Right to Farm
Constitutional Amendment 1
Title: Missouri Right-To-Farm
What It Is:
A constitutional amendment that would protect the right to farm by making it harder to file nuisance suits against farmers. Upon passage this August, the measure would add a section 35 to Article I of the Missouri Constitution.
General Assembly Vote:
Senate: 27-7 (79% Yes & 21% No)
House: 132-25 (84% Yes & 16% No)
Right-to-farm laws are designed to defend farmers against nuisance suits (suing farmers for aspects of agriculture that are unavoidable such as odors, flies, dust, noise from field work, spraying of farm chemicals and slow moving farm machinery). As animal rights and environmentalist groups from outside of the state attempt to reform Missouri, the measure may be needed to ensure that farmers will be able “to engage in standard farming and ranching practices.” According to State Representative Jason Smith, “These groups have tried to launch offensives against farm families here and in many other states around the country. Their efforts have prompted states like North Dakota, Oklahoma and Indiana to take action to protect their agriculture industries. It is time for Missouri to do the same.”

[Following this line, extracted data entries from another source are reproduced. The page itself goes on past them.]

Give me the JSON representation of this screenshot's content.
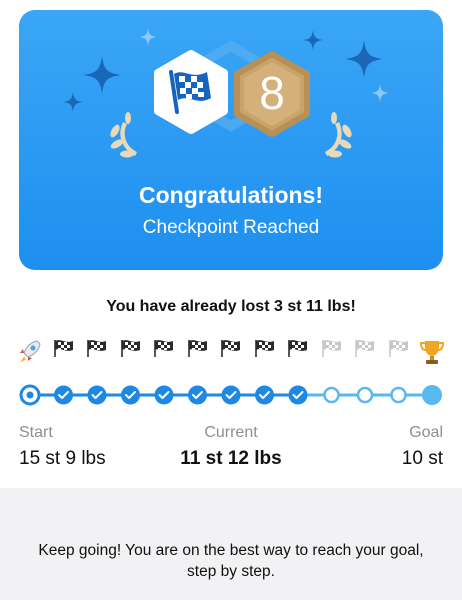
{
  "hero": {
    "badge_number": "8",
    "title": "Congratulations!",
    "subtitle": "Checkpoint Reached",
    "color_start": "#3aa6f5",
    "color_end": "#1e8ff0",
    "gold": "#c9a36a"
  },
  "progress": {
    "lost_message": "You have already lost 3 st 11 lbs!",
    "start_icon": "rocket-icon",
    "goal_icon": "trophy-icon",
    "checkpoints_total": 11,
    "checkpoints_reached": 8,
    "start_label": "Start",
    "current_label": "Current",
    "goal_label": "Goal",
    "start_value": "15 st 9 lbs",
    "current_value": "11 st 12 lbs",
    "goal_value": "10 st",
    "track_color": "#1e88e5",
    "track_light_color": "#5ab8f0"
  },
  "footer": {
    "message": "Keep going! You are on the best way to reach your goal, step by step."
  }
}
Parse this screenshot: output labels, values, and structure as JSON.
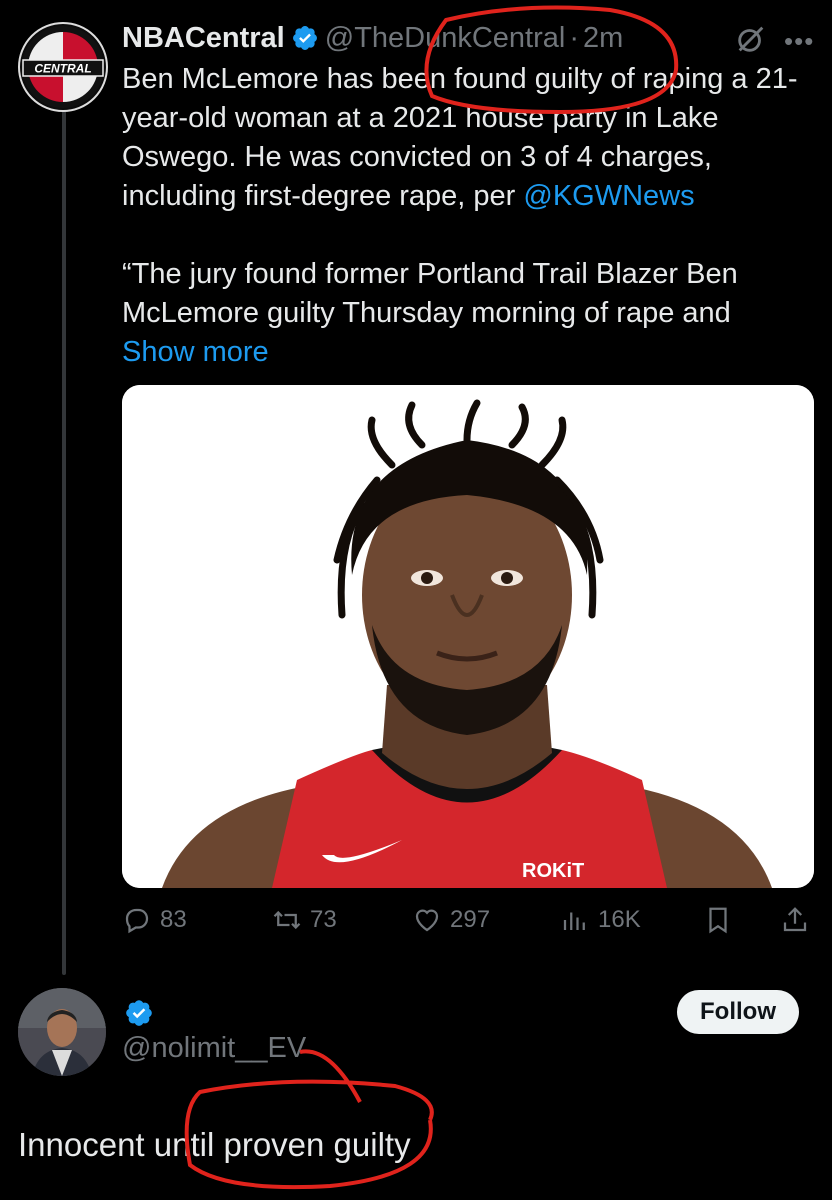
{
  "tweet": {
    "author_name": "NBACentral",
    "handle": "@TheDunkCentral",
    "dot": "·",
    "time": "2m",
    "avatar_label": "CENTRAL",
    "body_line1": "Ben McLemore has been found guilty of raping a 21-year-old woman at a 2021 house party in Lake Oswego. He was convicted on 3 of 4 charges, including first-degree rape, per ",
    "mention": "@KGWNews",
    "body_line2": "“The jury found former Portland Trail Blazer Ben McLemore guilty Thursday morning of rape and ",
    "show_more": "Show more",
    "jersey_text": "ROKiT",
    "actions": {
      "replies": "83",
      "reposts": "73",
      "likes": "297",
      "views": "16K"
    }
  },
  "reply": {
    "handle": "@nolimit__EV",
    "follow_label": "Follow",
    "text": "Innocent until proven guilty"
  },
  "colors": {
    "accent": "#1d9bf0",
    "annotation": "#e0231c",
    "muted": "#71767b"
  },
  "icons": [
    "verified-badge-icon",
    "grok-icon",
    "more-icon",
    "reply-icon",
    "repost-icon",
    "like-icon",
    "views-icon",
    "bookmark-icon",
    "share-icon"
  ]
}
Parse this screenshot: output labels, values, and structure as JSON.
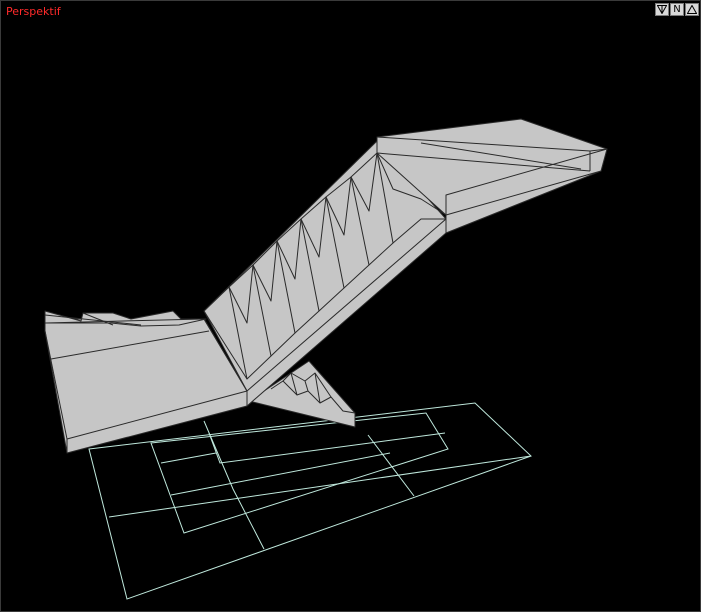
{
  "viewport": {
    "label": "Perspektif",
    "label_color": "#ff2a2a",
    "background": "#000000"
  },
  "view_buttons": [
    {
      "icon": "filter-icon",
      "glyph": "⊽"
    },
    {
      "icon": "n-icon",
      "glyph": "N"
    },
    {
      "icon": "maximize-icon",
      "glyph": "△"
    }
  ],
  "model": {
    "face_color": "#c6c6c6",
    "edge_color": "#2a2a2a",
    "grid_color": "#bfe8dc"
  }
}
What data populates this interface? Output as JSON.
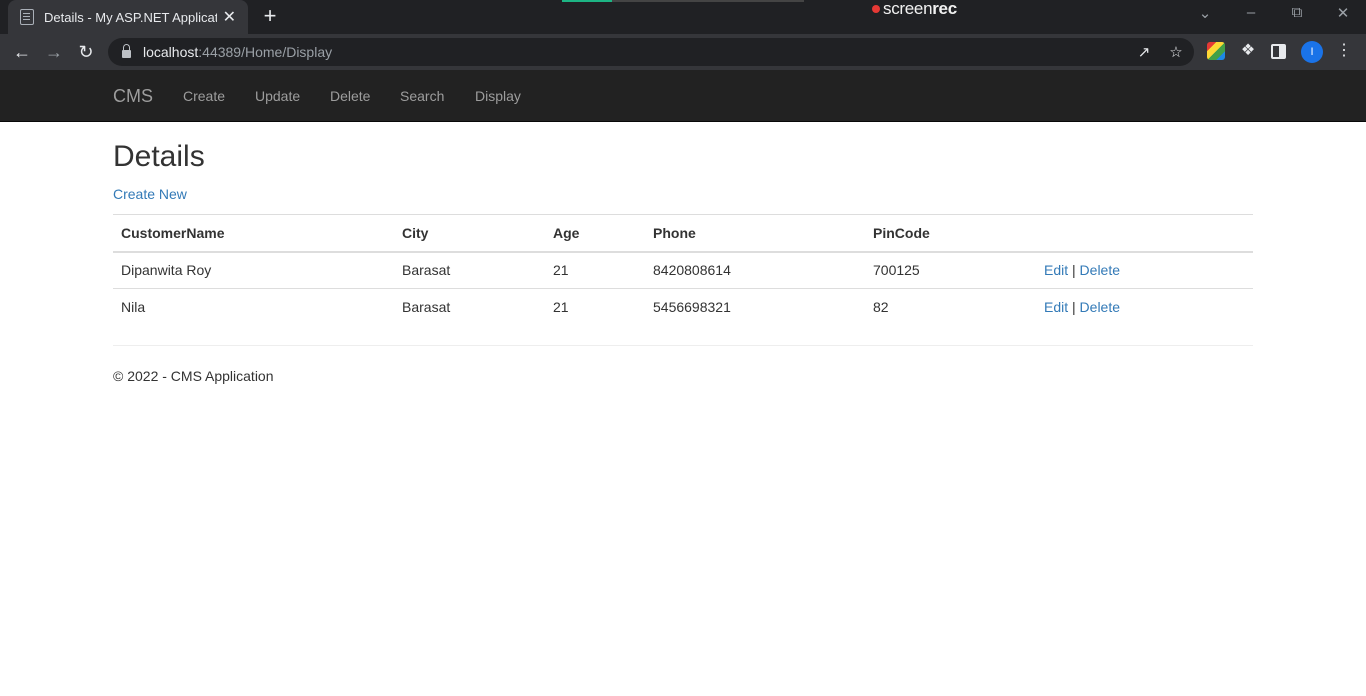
{
  "browser": {
    "tab_title": "Details - My ASP.NET Application",
    "url_host": "localhost",
    "url_rest": ":44389/Home/Display",
    "recorder": {
      "brand_a": "screen",
      "brand_b": "rec"
    },
    "icons": [
      "page-icon",
      "close-icon",
      "plus-icon",
      "back-icon",
      "forward-icon",
      "reload-icon",
      "lock-icon",
      "share-icon",
      "star-icon",
      "extension-icon",
      "puzzle-icon",
      "sidepanel-icon",
      "menu-icon",
      "minimize-icon",
      "restore-icon",
      "close-window-icon",
      "tab-search-icon"
    ],
    "profile_initial": "I"
  },
  "navbar": {
    "brand": "CMS",
    "links": [
      "Create",
      "Update",
      "Delete",
      "Search",
      "Display"
    ]
  },
  "main": {
    "title": "Details",
    "create_new": "Create New",
    "table": {
      "headers": [
        "CustomerName",
        "City",
        "Age",
        "Phone",
        "PinCode"
      ],
      "rows": [
        {
          "name": "Dipanwita Roy",
          "city": "Barasat",
          "age": "21",
          "phone": "8420808614",
          "pincode": "700125",
          "edit": "Edit",
          "sep": "|",
          "delete": "Delete"
        },
        {
          "name": "Nila",
          "city": "Barasat",
          "age": "21",
          "phone": "5456698321",
          "pincode": "82",
          "edit": "Edit",
          "sep": "|",
          "delete": "Delete"
        }
      ]
    }
  },
  "footer": {
    "text": "© 2022 - CMS Application"
  },
  "colors": {
    "navbar": "#222222",
    "link": "#337ab7",
    "chrome_dark": "#202124",
    "chrome_tab": "#35363a",
    "recorder_accent": "#1db584"
  }
}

In conjunction with Missouri Farmers Care, attorney Brent Haden released an article which asserted that the measure would make it harder for people without farming backgrounds to pass “burdensome and expensive regulations” which make farming and ranching less profitable, endanger the food supply, and increase food prices.
Every state has some kind of right-to-farm legislation.
The bill received bipartisan support.
- Missouri Farm Bureau has formed a committee in support of the measure named Missouri Farm Bureau's Fund To Protect Farming & Ranching.
- Missouri Cattlemen’s Association and other large agricultural companies such as Cargill and Monsanto
- Rep. Bill Reiboldt (R-160) – Sponsor
- U.S. Rep. Vicky Hartzler (R-4)
- Majority Floor Leader Rep. John Diehl (R-89)
- Speaker of the House Tim Jones (R-110)
Senator Rob Schaaf says that farm animals are being fed antibiotics which are incubating a new wave of food poisoning "super bugs."
Richard R. Oswald, president of the Missouri Farmers Union, has vocally opposed the measure, saying that its vague wording will benefit mega-farms at the expense of small family farms.